The affinity between the pair is such that Atlas does not feel the need for a traditional signed contract. In fact, he prefers working on a fight-by-fight basis with Bradley, so that he can judge his condition after each contest, and thus decide whether he would be wise to continue in the sport.
In response to the suggestion that Bradley has shipped some significant punishment in some of his previous bouts, Teddy declared: “I’m not concerned [about the punishing fights Bradley has been involved in in the past], because he looks good. When we first started this relationship, the easiest thing to do would’ve been to do a long-term contract, but I only did a one-fight contract. A lot of people didn’t understand that. It obviously wasn’t a smart business thing to do, but for me, it was the proper human thing to do. I want to be able to evaluate him on a fight-by-fight basis, to make sure it’s worth him continuing after each fight. I feel now, we don’t need any [contracts], I don’t even care about that stuff.”

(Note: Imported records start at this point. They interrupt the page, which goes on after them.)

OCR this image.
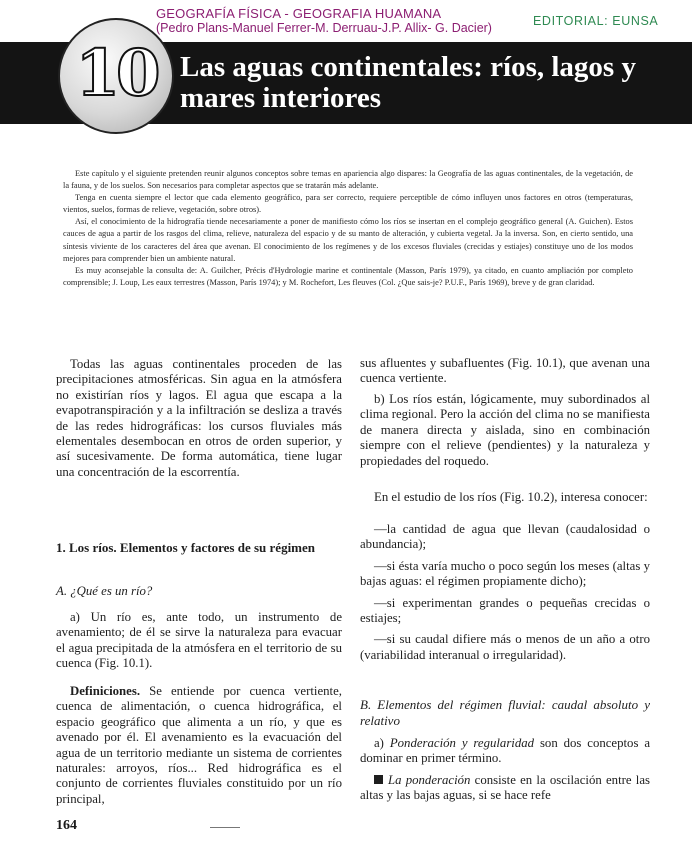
GEOGRAFÍA FÍSICA - GEOGRAFIA HUAMANA
(Pedro Plans-Manuel Ferrer-M. Derruau-J.P. Allix- G. Dacier)	EDITORIAL: EUNSA
10 Las aguas continentales: ríos, lagos y mares interiores

Este capítulo y el siguiente pretenden reunir algunos conceptos sobre temas en apariencia algo dispares: la Geografía de las aguas continentales, de la vegetación, de la fauna, y de los suelos. Son necesarios para completar aspectos que se tratarán más adelante.

Tenga en cuenta siempre el lector que cada elemento geográfico, para ser correcto, requiere perceptible de cómo influyen unos factores en otros (temperaturas, vientos, suelos, formas de relieve, vegetación, sobre otros).

Así, el conocimiento de la hidrografía tiende necesariamente a poner de manifiesto cómo los ríos se insertan en el complejo geográfico general (A. Guichen). Estos cauces de agua a partir de los rasgos del clima, relieve, naturaleza del espacio y de su manto de alteración, y cubierta vegetal. Ja la inversa. Son, en cierto sentido, una síntesis viviente de los caracteres del área que avenan. El conocimiento de los regímenes y de los excesos fluviales (crecidas y estiajes) constituye uno de los modos mejores para comprender bien un ambiente natural.

Es muy aconsejable la consulta de: A. Guilcher, Précis d'Hydrologie marine et continentale (Masson, París 1979), ya citado, en cuanto ampliación por completo comprensible; J. Loup, Les eaux terrestres (Masson, París 1974); y M. Rochefort, Les fleuves (Col. ¿Que sais-je? P.U.F., París 1969), breve y de gran claridad.

Todas las aguas continentales proceden de las precipitaciones atmosféricas. Sin agua en la atmósfera no existirían ríos y lagos. El agua que escapa a la evapotranspiración y a la infiltración se desliza a través de las redes hidrográficas: los cursos fluviales más elementales desembocan en otros de orden superior, y así sucesivamente. De forma automática, tiene lugar una concentración de la escorrentía.

1. Los ríos. Elementos y factores de su régimen
A. ¿Qué es un río?

a) Un río es, ante todo, un instrumento de avenamiento; de él se sirve la naturaleza para evacuar el agua precipitada de la atmósfera en el territorio de su cuenca (Fig. 10.1).

Definiciones. Se entiende por cuenca vertiente, cuenca de alimentación, o cuenca hidrográfica, el espacio geográfico que alimenta a un río, y que es avenado por él. El avenamiento es la evacuación del agua de un territorio mediante un sistema de corrientes naturales: arroyos, ríos... Red hidrográfica es el conjunto de corrientes fluviales constituido por un río principal,

sus afluentes y subafluentes (Fig. 10.1), que avenan una cuenca vertiente.

b) Los ríos están, lógicamente, muy subordinados al clima regional. Pero la acción del clima no se manifiesta de manera directa y aislada, sino en combinación siempre con el relieve (pendientes) y la naturaleza y propiedades del roquedo.

En el estudio de los ríos (Fig. 10.2), interesa conocer:

—la cantidad de agua que llevan (caudalosidad o abundancia);

—si ésta varía mucho o poco según los meses (altas y bajas aguas: el régimen propiamente dicho);

—si experimentan grandes o pequeñas crecidas o estiajes;

—si su caudal difiere más o menos de un año a otro (variabilidad interanual o irregularidad).

B. Elementos del régimen fluvial: caudal absoluto y relativo

a) Ponderación y regularidad son dos conceptos a dominar en primer término.

La ponderación consiste en la oscilación entre las altas y las bajas aguas, si se hace refe

164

In order to possibly prolong Bradley’s career and protect him from suffering any unnecessary physical damage during training, Atlas insists on Timothy and his sparring partners wearing highly padded gloves in the gym.
“I use 18oz gloves,” Teddy revealed. “Nobody else seems to use 18oz gloves anymore. Everybody thinks I do it for conditioning reasons – so the hands feel a lot lighter when you drop down to 8oz gloves in the actual fight – but I don’t do it because of that. The reason I do it is because I want to lessen the impact of punches in the gym.”